The EPA’s admission underscores the need for a comprehensive review of the health and environmental impacts of wireless radiation. As we continue to rely on wireless technology for communication, entertainment, and other aspects of daily life, it is imperative that we understand the potential risks associated with its use.
Moreover, the court ruling against the FCC’s inadequate consideration of health impacts shows that regulatory agencies must take a more proactive approach in ensuring the safety of this technology. The court has called on the FCC to establish a “reasoned record of rational decision making” and to take into account the growing body of scientific evidence on the health impacts of wireless radiation.

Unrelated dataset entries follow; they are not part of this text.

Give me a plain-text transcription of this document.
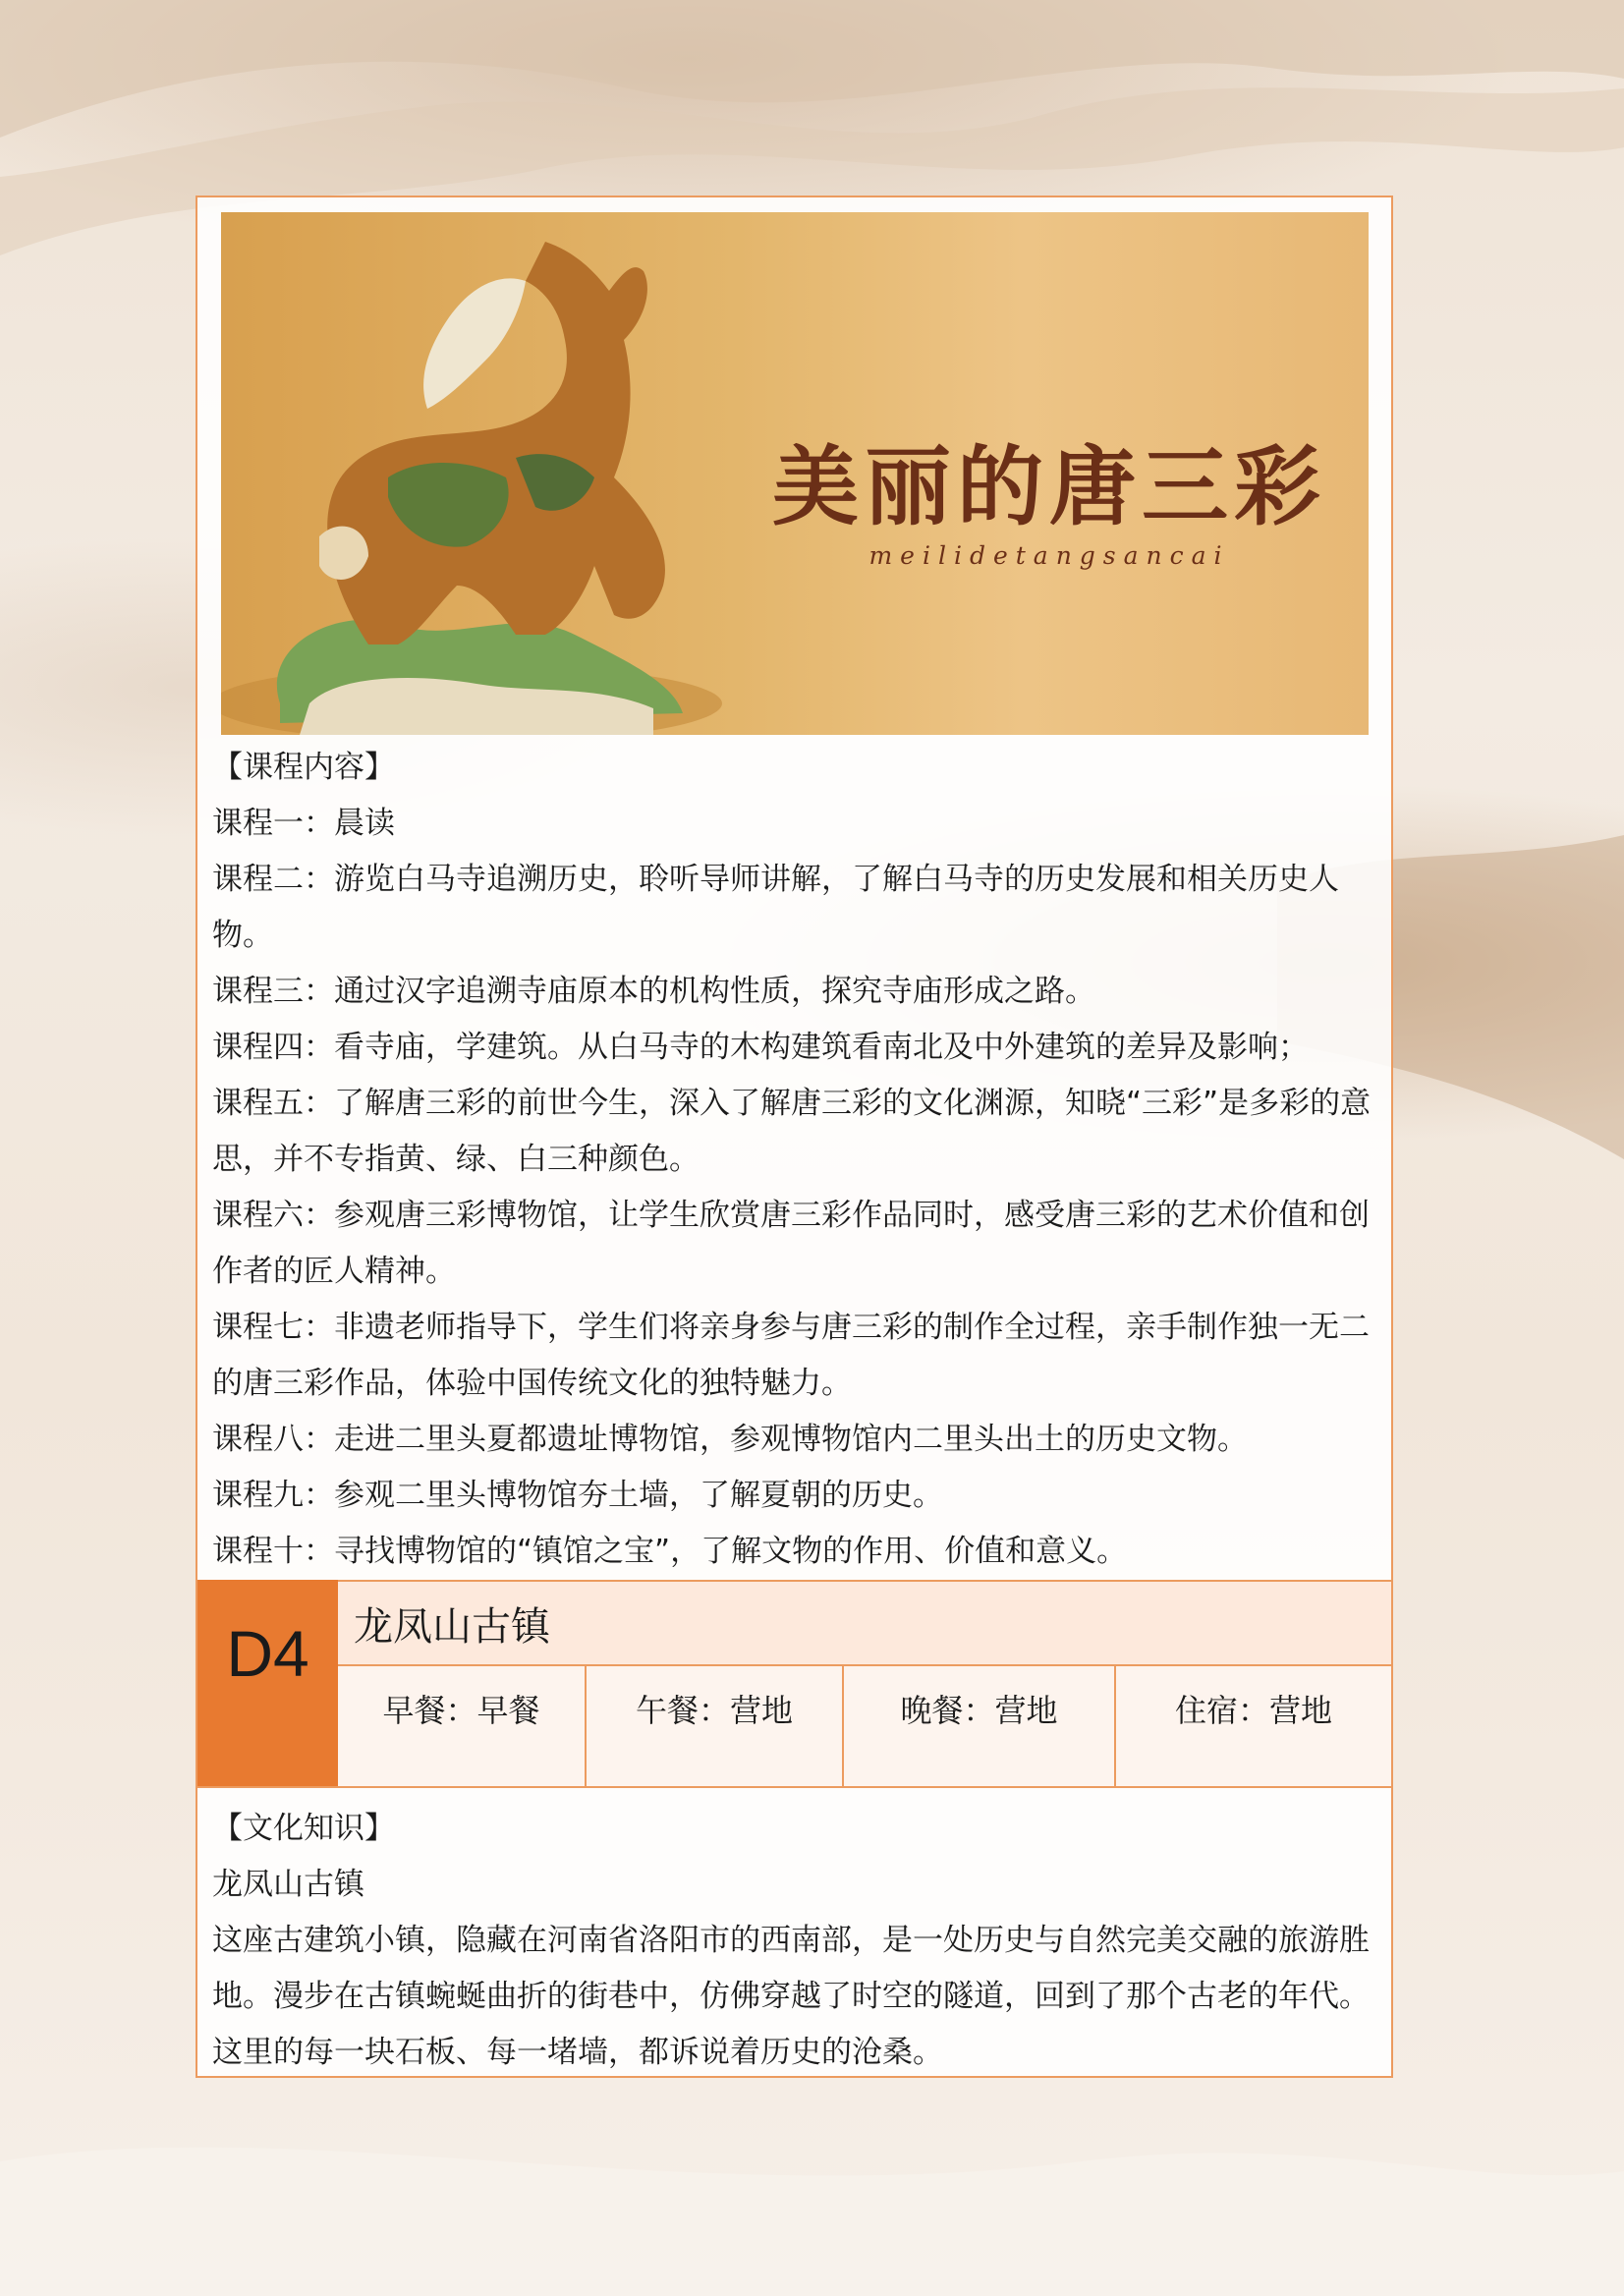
美丽的唐三彩
meilidetangsancai

【课程内容】

课程一：晨读

课程二：游览白马寺追溯历史，聆听导师讲解，了解白马寺的历史发展和相关历史人物。

课程三：通过汉字追溯寺庙原本的机构性质，探究寺庙形成之路。

课程四：看寺庙，学建筑。从白马寺的木构建筑看南北及中外建筑的差异及影响；

课程五：了解唐三彩的前世今生，深入了解唐三彩的文化渊源，知晓“三彩”是多彩的意思，并不专指黄、绿、白三种颜色。

课程六：参观唐三彩博物馆，让学生欣赏唐三彩作品同时，感受唐三彩的艺术价值和创作者的匠人精神。

课程七：非遗老师指导下，学生们将亲身参与唐三彩的制作全过程，亲手制作独一无二的唐三彩作品，体验中国传统文化的独特魅力。

课程八：走进二里头夏都遗址博物馆，参观博物馆内二里头出土的历史文物。

课程九：参观二里头博物馆夯土墙，了解夏朝的历史。

课程十：寻找博物馆的“镇馆之宝”，了解文物的作用、价值和意义。

D4	龙凤山古镇
早餐：早餐	午餐：营地	晚餐：营地	住宿：营地

【文化知识】

龙凤山古镇

这座古建筑小镇，隐藏在河南省洛阳市的西南部，是一处历史与自然完美交融的旅游胜地。漫步在古镇蜿蜒曲折的街巷中，仿佛穿越了时空的隧道，回到了那个古老的年代。这里的每一块石板、每一堵墙，都诉说着历史的沧桑。
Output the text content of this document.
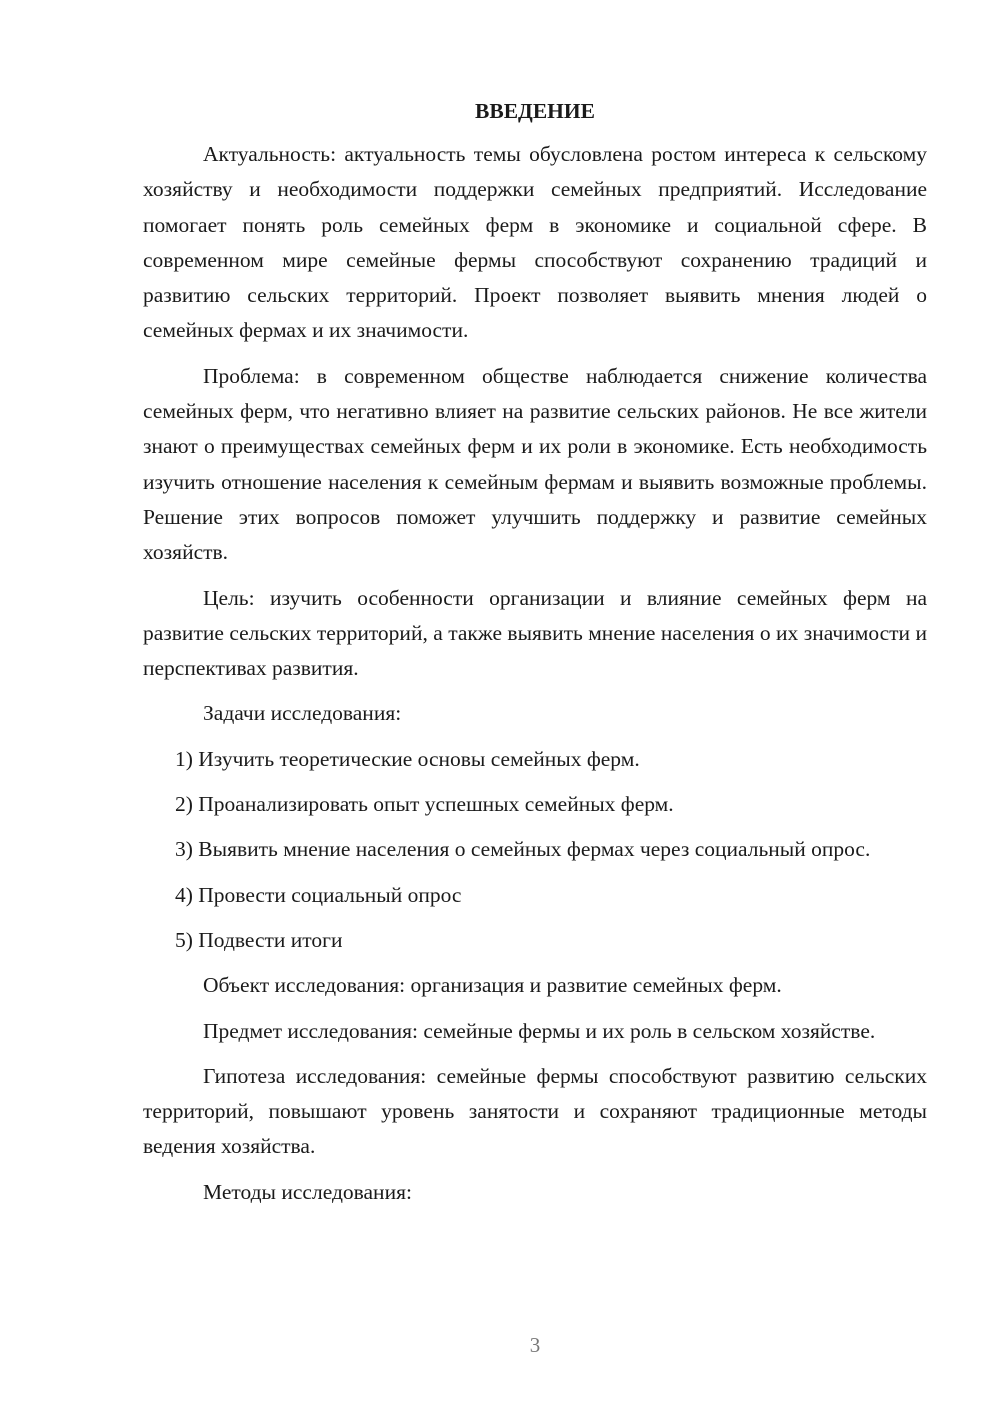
ВВЕДЕНИЕ

Актуальность: актуальность темы обусловлена ростом интереса к сельскому хозяйству и необходимости поддержки семейных предприятий. Исследование помогает понять роль семейных ферм в экономике и социальной сфере. В современном мире семейные фермы способствуют сохранению традиций и развитию сельских территорий. Проект позволяет выявить мнения людей о семейных фермах и их значимости.

Проблема: в современном обществе наблюдается снижение количества семейных ферм, что негативно влияет на развитие сельских районов. Не все жители знают о преимуществах семейных ферм и их роли в экономике. Есть необходимость изучить отношение населения к семейным фермам и выявить возможные проблемы. Решение этих вопросов поможет улучшить поддержку и развитие семейных хозяйств.

Цель: изучить особенности организации и влияние семейных ферм на развитие сельских территорий, а также выявить мнение населения о их значимости и перспективах развития.

Задачи исследования:

1) Изучить теоретические основы семейных ферм.

2) Проанализировать опыт успешных семейных ферм.

3) Выявить мнение населения о семейных фермах через социальный опрос.

4) Провести социальный опрос

5) Подвести итоги

Объект исследования: организация и развитие семейных ферм.

Предмет исследования: семейные фермы и их роль в сельском хозяйстве.

Гипотеза исследования: семейные фермы способствуют развитию сельских территорий, повышают уровень занятости и сохраняют традиционные методы ведения хозяйства.

Методы исследования:

3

It is clear that more research is needed to fully understand the potential risks associated with wireless radiation. In the meantime, individuals can take steps to reduce their exposure to wireless radiation, such as keeping cell phones away from their bodies and minimizing use of wireless devices when possible.
Overall, the EPA’s admission highlights the urgent need for regulatory agencies to conduct comprehensive reviews of the health and environmental impacts of wireless radiation. By doing so, we can ensure that the technology we rely on is safe and sustainable for both humans and the environment.